Thanks for driving drunk, Mr. Asshead.
Thanks also for smashing my van while I'm driving with the baby actually on-board.
Thanks. Really.

Last I checked your wiper isn't supposed to be inside the fucking car. Neither is the back window. The paper thing which appears to be a french fry wrapper is actually an 8-speed bike cassette for the rear wheel. In the box. Which is destroyed. Like my van. Fucking asshole.

How hard do you have to hit somebody to compress the whole length of the van so that at first glance the rear end almost looks normal save for the smashed in hatch? The frame is buckled, the suspension is fucked. The rear fenders are too close to the tires which are also too close to the front of the van. Fucking asshole.

5 comments:

Sarah said...

Argh. Maybe you should round up a posse this weekend and kick some drunken ass. It'd be fun and warranted ... Glad that you and the baby are all right.

Brian said...

maybe he thought your van was too long - it Was a bit shy of the golden ratio...

Spinning Girl said...

holy everliving crap!

Anonymous said...

So what the fuck does having a baby on board have to do with it.
Do you expect people to chose who the fuck they are goin g to run into. Hey bob lets go out aND GET Realy fucked up then we will look for car with a "baby on Board" an run into them. hey maybe they will call us an asshole cuse we hit the car 'While the baby was on board' What you think your exzempt , from being hit by fuck brained drunks becuae you have a baby on board

Sacky said...

Did you maybe sleep through the 80's?

Cuz people had stupid signs on their cars which actually said that.

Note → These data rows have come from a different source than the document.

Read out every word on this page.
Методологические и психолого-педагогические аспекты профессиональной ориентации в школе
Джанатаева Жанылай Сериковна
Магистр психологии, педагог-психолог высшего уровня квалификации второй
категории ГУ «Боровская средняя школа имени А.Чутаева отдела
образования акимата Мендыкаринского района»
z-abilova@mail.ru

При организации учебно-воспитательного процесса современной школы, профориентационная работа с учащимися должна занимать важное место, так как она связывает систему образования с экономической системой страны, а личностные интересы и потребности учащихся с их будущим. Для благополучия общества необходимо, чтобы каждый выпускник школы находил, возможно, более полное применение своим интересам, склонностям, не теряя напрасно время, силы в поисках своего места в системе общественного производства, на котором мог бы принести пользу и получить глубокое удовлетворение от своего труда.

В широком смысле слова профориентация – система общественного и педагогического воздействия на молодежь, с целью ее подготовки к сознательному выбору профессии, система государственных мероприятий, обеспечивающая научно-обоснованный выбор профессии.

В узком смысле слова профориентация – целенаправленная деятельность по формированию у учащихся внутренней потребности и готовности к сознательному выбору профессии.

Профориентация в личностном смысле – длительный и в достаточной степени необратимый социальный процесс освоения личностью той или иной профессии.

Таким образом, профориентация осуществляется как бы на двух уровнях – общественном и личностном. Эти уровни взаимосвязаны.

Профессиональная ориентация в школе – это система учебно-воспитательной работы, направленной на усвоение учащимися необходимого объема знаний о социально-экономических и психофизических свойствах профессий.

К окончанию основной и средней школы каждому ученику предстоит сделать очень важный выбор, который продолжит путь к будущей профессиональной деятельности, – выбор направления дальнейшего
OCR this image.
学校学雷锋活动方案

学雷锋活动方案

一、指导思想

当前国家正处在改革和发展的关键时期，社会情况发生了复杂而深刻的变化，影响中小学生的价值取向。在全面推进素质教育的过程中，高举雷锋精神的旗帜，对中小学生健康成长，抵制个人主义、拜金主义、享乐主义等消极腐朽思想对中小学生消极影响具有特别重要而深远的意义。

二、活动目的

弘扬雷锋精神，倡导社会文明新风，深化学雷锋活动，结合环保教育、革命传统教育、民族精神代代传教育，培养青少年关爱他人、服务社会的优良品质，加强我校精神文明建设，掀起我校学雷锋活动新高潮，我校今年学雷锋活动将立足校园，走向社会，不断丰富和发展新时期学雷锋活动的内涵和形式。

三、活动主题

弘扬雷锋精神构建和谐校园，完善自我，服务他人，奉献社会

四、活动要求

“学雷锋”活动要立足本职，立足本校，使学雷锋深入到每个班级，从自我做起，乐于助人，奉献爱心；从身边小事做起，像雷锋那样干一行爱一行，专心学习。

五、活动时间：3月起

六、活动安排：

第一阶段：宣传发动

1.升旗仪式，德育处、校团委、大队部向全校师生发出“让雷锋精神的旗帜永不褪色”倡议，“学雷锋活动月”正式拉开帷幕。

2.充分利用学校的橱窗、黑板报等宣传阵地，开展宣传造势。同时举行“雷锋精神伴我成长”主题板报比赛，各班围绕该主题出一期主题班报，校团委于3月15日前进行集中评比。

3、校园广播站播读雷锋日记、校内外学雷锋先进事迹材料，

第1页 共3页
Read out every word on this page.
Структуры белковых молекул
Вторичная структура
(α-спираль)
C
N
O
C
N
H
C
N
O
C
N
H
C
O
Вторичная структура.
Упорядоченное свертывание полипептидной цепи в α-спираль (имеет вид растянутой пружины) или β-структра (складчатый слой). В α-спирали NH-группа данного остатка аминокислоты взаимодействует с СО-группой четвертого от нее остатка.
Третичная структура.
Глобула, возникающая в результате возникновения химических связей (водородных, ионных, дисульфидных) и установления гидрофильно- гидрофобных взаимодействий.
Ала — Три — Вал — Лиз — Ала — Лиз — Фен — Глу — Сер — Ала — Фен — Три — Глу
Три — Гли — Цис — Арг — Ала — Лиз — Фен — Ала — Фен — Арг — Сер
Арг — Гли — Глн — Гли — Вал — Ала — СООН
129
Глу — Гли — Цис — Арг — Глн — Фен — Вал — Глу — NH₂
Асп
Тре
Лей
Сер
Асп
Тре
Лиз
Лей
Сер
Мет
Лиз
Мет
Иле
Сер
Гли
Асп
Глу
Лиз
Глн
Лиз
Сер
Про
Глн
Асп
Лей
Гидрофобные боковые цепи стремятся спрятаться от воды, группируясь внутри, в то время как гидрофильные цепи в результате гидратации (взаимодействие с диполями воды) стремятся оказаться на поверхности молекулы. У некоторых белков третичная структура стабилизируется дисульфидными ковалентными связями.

Baby on board. In a yellow diamond like a caution sign on the road.

But I didn't have that cuz it's fucking stupid. And besides, I don't think those who are putting all their effort into not spilling their drink to actually see any sort of road sign - be they large ones beside the road or little ones in car windows.

I don't recall if I knew all the details when I originally posted this. But -- for the record, the FUCKING ASSHOLE who hit me already had three DUI offenses BEFORE he hit me. I was number four.

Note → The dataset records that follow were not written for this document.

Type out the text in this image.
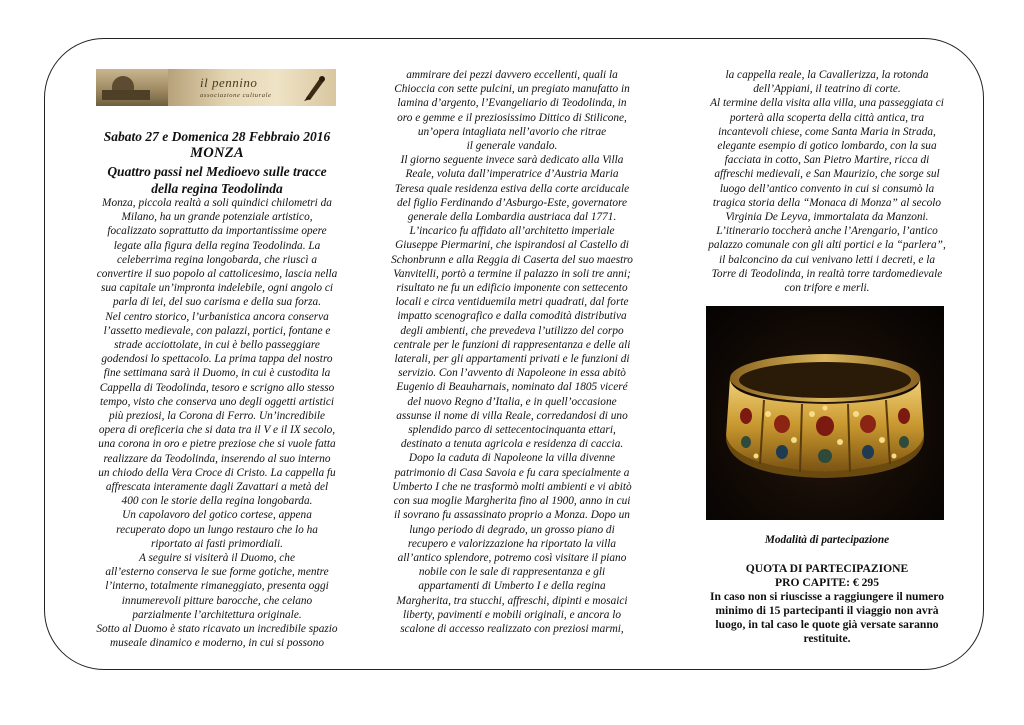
il pennino
associazione culturale
Sabato 27 e Domenica 28 Febbraio 2016
MONZA
Quattro passi nel Medioevo sulle tracce
della regina Teodolinda
Monza, piccola realtà a soli quindici chilometri da
Milano, ha un grande potenziale artistico,
focalizzato soprattutto da importantissime opere
legate alla figura della regina Teodolinda. La
celeberrima regina longobarda, che riuscì a
convertire il suo popolo al cattolicesimo, lascia nella
sua capitale un’impronta indelebile, ogni angolo ci
parla di lei, del suo carisma e della sua forza.
Nel centro storico, l’urbanistica ancora conserva
l’assetto medievale, con palazzi, portici, fontane e
strade acciottolate, in cui è bello passeggiare
godendosi lo spettacolo. La prima tappa del nostro
fine settimana sarà il Duomo, in cui è custodita la
Cappella di Teodolinda, tesoro e scrigno allo stesso
tempo, visto che conserva uno degli oggetti artistici
più preziosi, la Corona di Ferro. Un’incredibile
opera di oreficeria che si data tra il V e il IX secolo,
una corona in oro e pietre preziose che si vuole fatta
realizzare da Teodolinda, inserendo al suo interno
un chiodo della Vera Croce di Cristo. La cappella fu
affrescata interamente dagli Zavattari a metà del
400 con le storie della regina longobarda.
Un capolavoro del gotico cortese, appena
recuperato dopo un lungo restauro che lo ha
riportato ai fasti primordiali.
A seguire si visiterà il Duomo, che
all’esterno conserva le sue forme gotiche, mentre
l’interno, totalmente rimaneggiato, presenta oggi
innumerevoli pitture barocche, che celano
parzialmente l’architettura originale.
Sotto al Duomo è stato ricavato un incredibile spazio
museale dinamico e moderno, in cui si possono
ammirare dei pezzi davvero eccellenti, quali la
Chioccia con sette pulcini, un pregiato manufatto in
lamina d’argento, l’Evangeliario di Teodolinda, in
oro e gemme e il preziosissimo Dittico di Stilicone,
un’opera intagliata nell’avorio che ritrae
il generale vandalo.
Il giorno seguente invece sarà dedicato alla Villa
Reale, voluta dall’imperatrice d’Austria Maria
Teresa quale residenza estiva della corte arciducale
del figlio Ferdinando d’Asburgo-Este, governatore
generale della Lombardia austriaca dal 1771.
L’incarico fu affidato all’architetto imperiale
Giuseppe Piermarini, che ispirandosi al Castello di
Schonbrunn e alla Reggia di Caserta del suo maestro
Vanvitelli, portò a termine il palazzo in soli tre anni;
risultato ne fu un edificio imponente con settecento
locali e circa ventiduemila metri quadrati, dal forte
impatto scenografico e dalla comodità distributiva
degli ambienti, che prevedeva l’utilizzo del corpo
centrale per le funzioni di rappresentanza e delle ali
laterali, per gli appartamenti privati e le funzioni di
servizio. Con l’avvento di Napoleone in essa abitò
Eugenio di Beauharnais, nominato dal 1805 viceré
del nuovo Regno d’Italia, e in quell’occasione
assunse il nome di villa Reale, corredandosi di uno
splendido parco di settecentocinquanta ettari,
destinato a tenuta agricola e residenza di caccia.
Dopo la caduta di Napoleone la villa divenne
patrimonio di Casa Savoia e fu cara specialmente a
Umberto I che ne trasformò molti ambienti e vi abitò
con sua moglie Margherita fino al 1900, anno in cui
il sovrano fu assassinato proprio a Monza. Dopo un
lungo periodo di degrado, un grosso piano di
recupero e valorizzazione ha riportato la villa
all’antico splendore, potremo così visitare il piano
nobile con le sale di rappresentanza e gli
appartamenti di Umberto I e della regina
Margherita, tra stucchi, affreschi, dipinti e mosaici
liberty, pavimenti e mobili originali, e ancora lo
scalone di accesso realizzato con preziosi marmi,
la cappella reale, la Cavallerizza, la rotonda
dell’Appiani, il teatrino di corte.
Al termine della visita alla villa, una passeggiata ci
porterà alla scoperta della città antica, tra
incantevoli chiese, come Santa Maria in Strada,
elegante esempio di gotico lombardo, con la sua
facciata in cotto, San Pietro Martire, ricca di
affreschi medievali, e San Maurizio, che sorge sul
luogo dell’antico convento in cui si consumò la
tragica storia della “Monaca di Monza” al secolo
Virginia De Leyva, immortalata da Manzoni.
L’itinerario toccherà anche l’Arengario, l’antico
palazzo comunale con gli alti portici e la “parlera”,
il balconcino da cui venivano letti i decreti, e la
Torre di Teodolinda, in realtà torre tardomedievale
con trifore e merli.
Modalità di partecipazione
QUOTA DI PARTECIPAZIONE
PRO CAPITE: € 295
In caso non si riuscisse a raggiungere il numero
minimo di 15 partecipanti il viaggio non avrà
luogo, in tal caso le quote già versate saranno
restituite.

And if you're driving in Maryland watch out for a guy in a Hydral-Repair truck. Cuz he's technically in jail, but they let him out five or six days a week to go to his job. So he could have a couple nine-or-ten drinks and hit you next.

Oh, and before I go, since you got me all jacked up about this FUCKING ASSHOLE again -- anyone who drives - or even risks driving after drinking - is a FUCKING ASSHOLE, even if they somehow manage not to smash into someone and ruin their whole fucking year.